Trump’s own Department of Homeland Security “declared the 2020 election the most secure in history,” according to Vox.

  • “Three previous reviews showed no sign of significant fraud or any reason to doubt President Biden’s victory, The New York Times reported.
  • Arizona’s state senators do no have the power to change election results, The Associated Press reported.

Legal snags and security concerns

The Republican-sponsored recount began late last week and immediately met legal challenges and criticism.

On Friday, a judge asked Cyber Ninjas to “turn over its plans and procedures amid concerns about the security of the county’s ballots and voter privacy,” while lawyers for the out-of-state tech company argued that those plans include trade secrets and are protected by “legislative privilege, as it is working on behalf of the state Senate,” reported the Arizona Republic.

  • “After a brief pause on Friday ordered by a state court judge, the audit continues without clarity on who will do the counting, what it will cost and who will pay for the process,” The New York Times reported.
  • “The prospect that a court might block voters from seeing how their ballots will be handled during the unprecedented undertaking adds to mounting concerns about its transparency, given that its funders remain a mystery and news briefings were immediately placed on an indefinite hiatus,” according to the Arizona Republic.
  • Cyber Ninja’s lease on a stadium being used as the recount location expires on May 14, reported NPR.

A website — AZAudit.org — is hosting nine live-streaming videos of the recount, but the cameras are not zoomed in and there is no sound.

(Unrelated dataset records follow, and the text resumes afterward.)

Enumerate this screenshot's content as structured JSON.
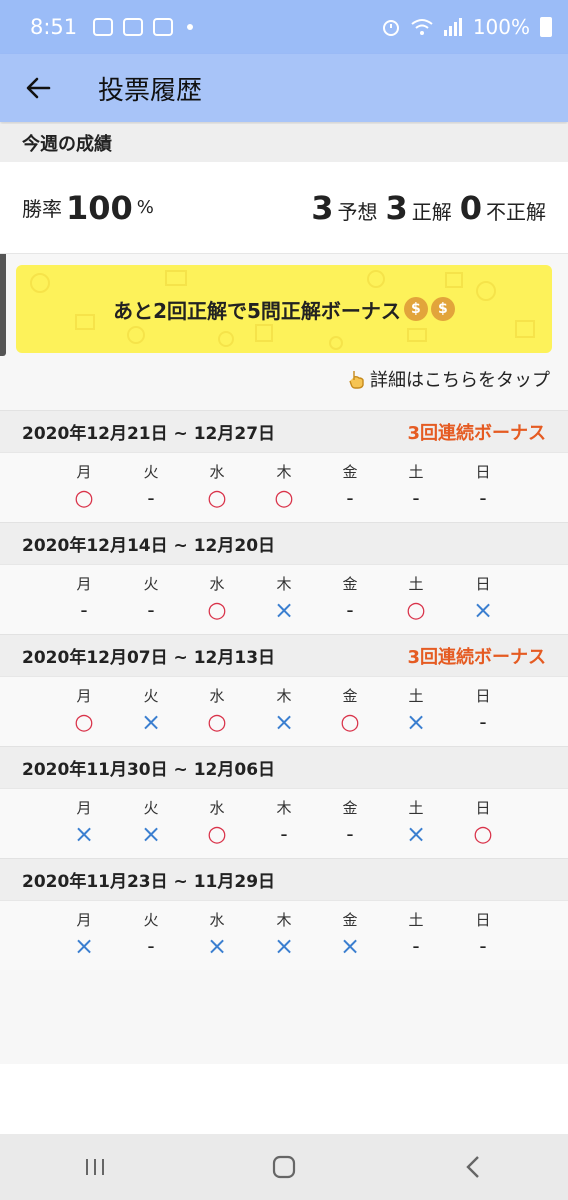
{
  "status_bar": {
    "time": "8:51",
    "battery": "100%"
  },
  "app_bar": {
    "title": "投票履歴"
  },
  "this_week": {
    "section_label": "今週の成績",
    "win_rate_label": "勝率",
    "win_rate_value": "100",
    "win_rate_unit": "%",
    "predictions_value": "3",
    "predictions_label": "予想",
    "correct_value": "3",
    "correct_label": "正解",
    "incorrect_value": "0",
    "incorrect_label": "不正解"
  },
  "banner": {
    "text": "あと2回正解で5問正解ボーナス"
  },
  "detail_link": {
    "text": "詳細はこちらをタップ"
  },
  "day_names": [
    "月",
    "火",
    "水",
    "木",
    "金",
    "土",
    "日"
  ],
  "weeks": [
    {
      "range": "2020年12月21日 ~ 12月27日",
      "bonus": "3回連続ボーナス",
      "results": [
        "○",
        "-",
        "○",
        "○",
        "-",
        "-",
        "-"
      ]
    },
    {
      "range": "2020年12月14日 ~ 12月20日",
      "bonus": "",
      "results": [
        "-",
        "-",
        "○",
        "×",
        "-",
        "○",
        "×"
      ]
    },
    {
      "range": "2020年12月07日 ~ 12月13日",
      "bonus": "3回連続ボーナス",
      "results": [
        "○",
        "×",
        "○",
        "×",
        "○",
        "×",
        "-"
      ]
    },
    {
      "range": "2020年11月30日 ~ 12月06日",
      "bonus": "",
      "results": [
        "×",
        "×",
        "○",
        "-",
        "-",
        "×",
        "○"
      ]
    },
    {
      "range": "2020年11月23日 ~ 11月29日",
      "bonus": "",
      "results": [
        "×",
        "-",
        "×",
        "×",
        "×",
        "-",
        "-"
      ]
    }
  ],
  "colors": {
    "correct": "#d9334a",
    "incorrect": "#3b7fd0",
    "bonus": "#e55b22",
    "appbar": "#a8c4f8",
    "banner": "#fdf25a"
  }
}
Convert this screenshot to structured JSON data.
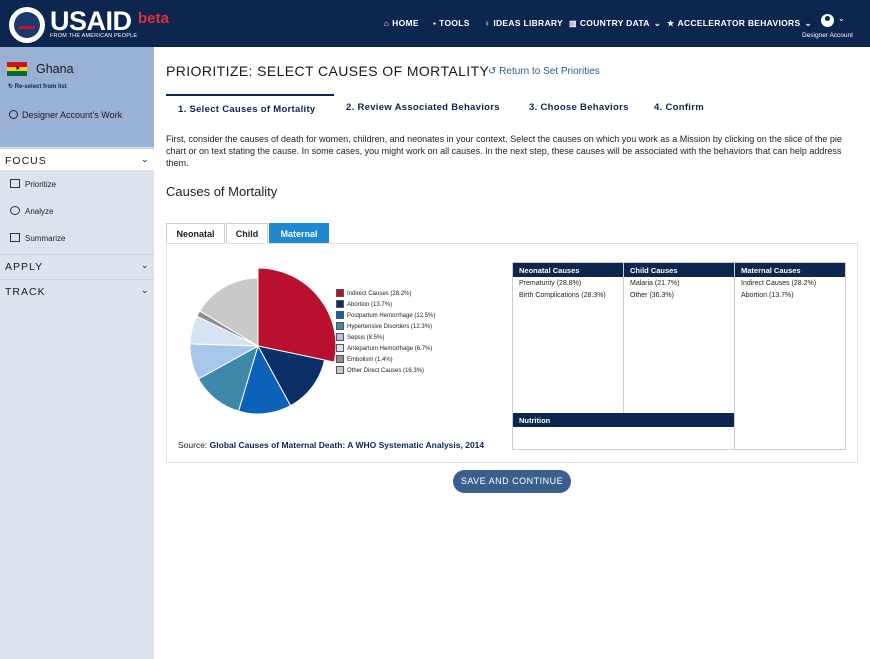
{
  "header": {
    "logo_text": "USAID",
    "logo_sub": "FROM THE AMERICAN PEOPLE",
    "beta": "beta",
    "nav": [
      {
        "label": "HOME",
        "icon": "home-icon"
      },
      {
        "label": "TOOLS",
        "icon": "lock-icon"
      },
      {
        "label": "IDEAS LIBRARY",
        "icon": "lightbulb-icon"
      },
      {
        "label": "COUNTRY DATA",
        "icon": "bar-chart-icon"
      },
      {
        "label": "ACCELERATOR BEHAVIORS",
        "icon": "star-icon"
      }
    ],
    "account_label": "Designer Account"
  },
  "sidebar": {
    "country": "Ghana",
    "reselect": "Re-select from list",
    "user_work": "Designer Account's Work",
    "sections": [
      {
        "title": "FOCUS",
        "items": [
          {
            "label": "Prioritize"
          },
          {
            "label": "Analyze"
          },
          {
            "label": "Summarize"
          }
        ]
      },
      {
        "title": "APPLY"
      },
      {
        "title": "TRACK"
      }
    ]
  },
  "main": {
    "title": "PRIORITIZE: SELECT CAUSES OF MORTALITY",
    "return_link": "Return to Set Priorities",
    "steps": [
      "1. Select Causes of Mortality",
      "2. Review Associated Behaviors",
      "3. Choose Behaviors",
      "4. Confirm"
    ],
    "description": "First, consider the causes of death for women, children, and neonates in your context. Select the causes on which you work as a Mission by clicking on the slice of the pie chart or on text stating the cause. In some cases, you might work on all causes. In the next step, these causes will be associated with the behaviors that can help address them.",
    "section_title": "Causes of Mortality",
    "tabs": [
      "Neonatal",
      "Child",
      "Maternal"
    ],
    "source_label": "Source:",
    "source_link": "Global Causes of Maternal Death: A WHO Systematic Analysis, 2014",
    "table": {
      "headers": [
        "Neonatal Causes",
        "Child Causes",
        "Maternal Causes"
      ],
      "neonatal": [
        "Prematurity (28.8%)",
        "Birth Complications (28.3%)"
      ],
      "child": [
        "Malaria (21.7%)",
        "Other (36.3%)"
      ],
      "maternal": [
        "Indirect Causes (28.2%)",
        "Abortion (13.7%)"
      ],
      "nutrition": "Nutrition"
    },
    "save_button": "SAVE AND CONTINUE"
  },
  "chart_data": {
    "type": "pie",
    "slices": [
      {
        "label": "Indirect Causes (28.2%)",
        "value": 28.2,
        "color": "#b8102e"
      },
      {
        "label": "Abortion (13.7%)",
        "value": 13.7,
        "color": "#0b2f66"
      },
      {
        "label": "Postpartum Hemorrhage (12.5%)",
        "value": 12.5,
        "color": "#0b62b8"
      },
      {
        "label": "Hypertensive Disorders (12.3%)",
        "value": 12.3,
        "color": "#3e88aa"
      },
      {
        "label": "Sepsis (8.5%)",
        "value": 8.5,
        "color": "#a7c6ea"
      },
      {
        "label": "Antepartum Hemorrhage (6.7%)",
        "value": 6.7,
        "color": "#d5e4f3"
      },
      {
        "label": "Embolism (1.4%)",
        "value": 1.4,
        "color": "#8f8f8f"
      },
      {
        "label": "Other Direct Causes (16.3%)",
        "value": 16.3,
        "color": "#c9c9c9"
      }
    ]
  }
}
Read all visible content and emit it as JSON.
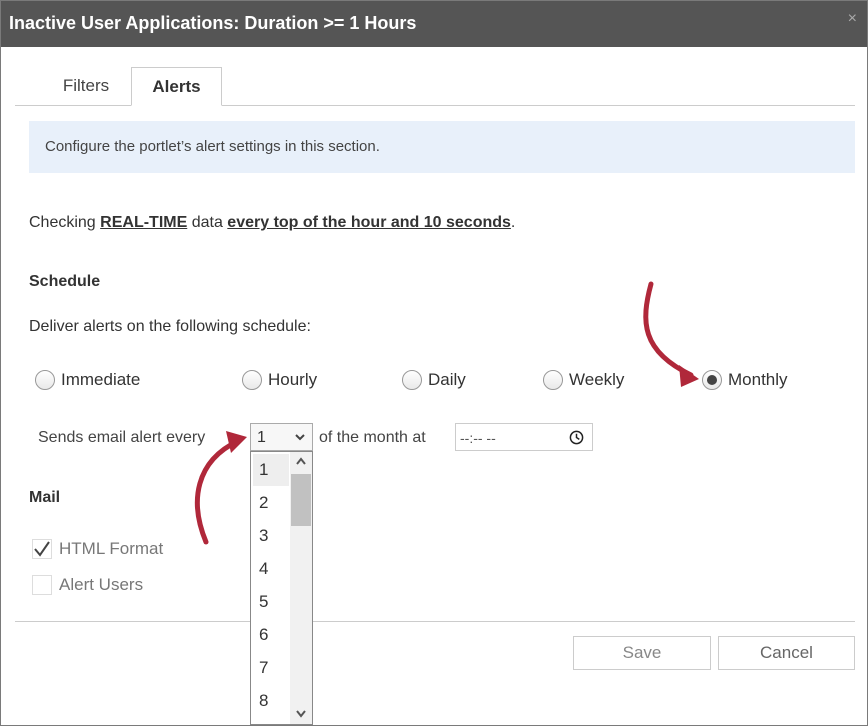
{
  "window": {
    "title": "Inactive User Applications: Duration >= 1 Hours",
    "close_glyph": "×"
  },
  "tabs": [
    {
      "label": "Filters",
      "active": false
    },
    {
      "label": "Alerts",
      "active": true
    }
  ],
  "info_text": "Configure the portlet’s alert settings in this section.",
  "checking": {
    "prefix": "Checking ",
    "source": "REAL-TIME",
    "middle": " data ",
    "frequency": "every top of the hour and 10 seconds",
    "suffix": "."
  },
  "schedule": {
    "heading": "Schedule",
    "deliver_label": "Deliver alerts on the following schedule:",
    "options": [
      {
        "label": "Immediate",
        "selected": false
      },
      {
        "label": "Hourly",
        "selected": false
      },
      {
        "label": "Daily",
        "selected": false
      },
      {
        "label": "Weekly",
        "selected": false
      },
      {
        "label": "Monthly",
        "selected": true
      }
    ],
    "sends_label": "Sends email alert every",
    "day_value": "1",
    "of_month_label": "of the month at",
    "time_value": "--:-- --"
  },
  "day_dropdown": {
    "options": [
      "1",
      "2",
      "3",
      "4",
      "5",
      "6",
      "7",
      "8"
    ],
    "selected": "1"
  },
  "mail": {
    "heading": "Mail",
    "html_format": {
      "label": "HTML Format",
      "checked": true
    },
    "alert_users": {
      "label": "Alert Users",
      "checked": false
    }
  },
  "buttons": {
    "save": "Save",
    "cancel": "Cancel"
  },
  "colors": {
    "titlebar": "#555555",
    "info_bg": "#e8f0fa",
    "annotation_arrow": "#b0283a"
  },
  "icons": {
    "close": "close-icon",
    "select_chevron": "chevron-down-icon",
    "time": "clock-icon",
    "check": "checkmark-icon"
  }
}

The camera views look similar to that of a security camera’s perspective.

‘Sharpiegate’

On election night, a viral video from Arizona inaccurately claimed that ballots filled out with sharpies weren’t counted, leading protesters to flock to the polling station. The hashtag #sharpiegate went viral in the wake of the misinformation.

  • Maricopa County officials and the U.S. Department of Homeland Security each released statements that using a sharpie wouldn’t void a ballot and that felt-tip pens are recommended because they “provide the fastest-drying ink.”
  • Still, the viral video led to a lawsuit from a Maricopa county voter — supported by a conservative out-of-state legal group — who alleged that her ballot and others had not been counted correctly, according to The Times. The attorneys filing the case later submitted a dismissal.

The numbers

President Joe Biden beat former President Trump in the popular and Electoral College vote, securing his victory by a wide margin of 306 to 232 votes in the November election.

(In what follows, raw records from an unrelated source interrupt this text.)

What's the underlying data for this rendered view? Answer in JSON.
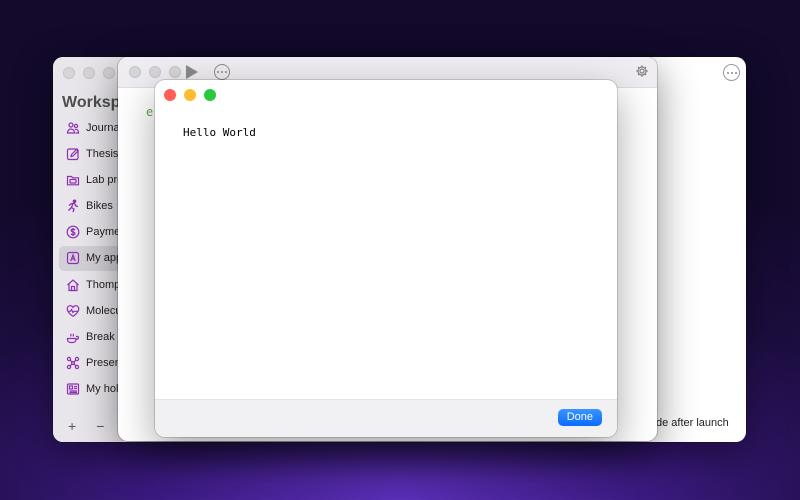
{
  "sidebar": {
    "title": "Workspace",
    "items": [
      {
        "label": "Journal",
        "icon": "people-icon"
      },
      {
        "label": "Thesis",
        "icon": "edit-icon"
      },
      {
        "label": "Lab project",
        "icon": "folder-icon"
      },
      {
        "label": "Bikes",
        "icon": "runner-icon"
      },
      {
        "label": "Payments",
        "icon": "dollar-icon"
      },
      {
        "label": "My app",
        "icon": "app-icon",
        "active": true
      },
      {
        "label": "Thompson",
        "icon": "house-icon"
      },
      {
        "label": "Molecules",
        "icon": "heart-pulse-icon"
      },
      {
        "label": "Break",
        "icon": "cup-icon"
      },
      {
        "label": "Presentation",
        "icon": "network-icon"
      },
      {
        "label": "My holiday",
        "icon": "newspaper-icon"
      }
    ],
    "add_label": "+",
    "remove_label": "−"
  },
  "back_window": {
    "footer_text": "de after launch"
  },
  "editor": {
    "code_char": "e"
  },
  "output_window": {
    "text": "Hello World",
    "done_label": "Done"
  },
  "colors": {
    "accent": "#0a6cff",
    "sidebar_icon": "#8e2fb5",
    "bg_purple": "#3a1a7e"
  }
}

In Arizona, then-candidate Joe Biden narrowly won Maricopa County, receiving 49.4% of the the county’s vote to the incumbent president’s 49.1%, Politico reported. Maricopa, which is the seat of Phoenix, is Arizona’s largest county.

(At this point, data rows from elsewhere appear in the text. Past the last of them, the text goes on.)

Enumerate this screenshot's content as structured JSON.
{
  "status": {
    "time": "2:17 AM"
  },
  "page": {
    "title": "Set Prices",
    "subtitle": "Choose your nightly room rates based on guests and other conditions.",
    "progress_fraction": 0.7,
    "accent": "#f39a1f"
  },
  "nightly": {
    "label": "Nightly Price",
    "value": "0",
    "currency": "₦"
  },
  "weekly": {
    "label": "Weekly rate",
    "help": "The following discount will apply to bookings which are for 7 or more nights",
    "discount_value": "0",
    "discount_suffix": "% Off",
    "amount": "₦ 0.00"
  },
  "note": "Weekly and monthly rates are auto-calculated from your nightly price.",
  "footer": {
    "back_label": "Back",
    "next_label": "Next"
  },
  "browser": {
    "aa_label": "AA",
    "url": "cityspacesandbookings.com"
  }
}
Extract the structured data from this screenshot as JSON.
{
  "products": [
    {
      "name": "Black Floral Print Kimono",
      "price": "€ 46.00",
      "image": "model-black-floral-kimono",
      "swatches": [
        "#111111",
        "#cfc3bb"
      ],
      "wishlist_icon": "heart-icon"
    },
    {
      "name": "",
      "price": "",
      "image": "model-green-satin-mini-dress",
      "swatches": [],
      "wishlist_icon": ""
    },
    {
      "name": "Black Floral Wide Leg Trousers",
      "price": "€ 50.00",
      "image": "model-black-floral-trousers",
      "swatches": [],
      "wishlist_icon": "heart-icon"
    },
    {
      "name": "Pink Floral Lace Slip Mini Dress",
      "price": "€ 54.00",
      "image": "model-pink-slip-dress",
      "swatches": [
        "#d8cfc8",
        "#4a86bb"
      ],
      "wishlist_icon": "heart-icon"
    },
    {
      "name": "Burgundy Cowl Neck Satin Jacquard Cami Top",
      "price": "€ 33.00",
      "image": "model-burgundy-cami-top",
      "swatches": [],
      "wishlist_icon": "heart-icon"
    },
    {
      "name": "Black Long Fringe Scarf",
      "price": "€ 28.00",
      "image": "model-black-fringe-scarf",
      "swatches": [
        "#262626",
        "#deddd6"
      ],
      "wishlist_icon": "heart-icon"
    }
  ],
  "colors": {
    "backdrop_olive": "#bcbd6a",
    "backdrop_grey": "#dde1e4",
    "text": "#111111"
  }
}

  • Arizona was one of the five Republican strongholds that Biden turned blue in November, according to Politico.
  • Biden’s Arizona victory — with 11 Electoral College votes — did not secure the president’s 2020 win. But Biden also flipped Pennsylvania (20 votes), Georgia (16 votes), Michigan (16 votes) and Wisconsin (10 votes) for a total red-to-blue turn of 73 Electoral College votes, reported Politico.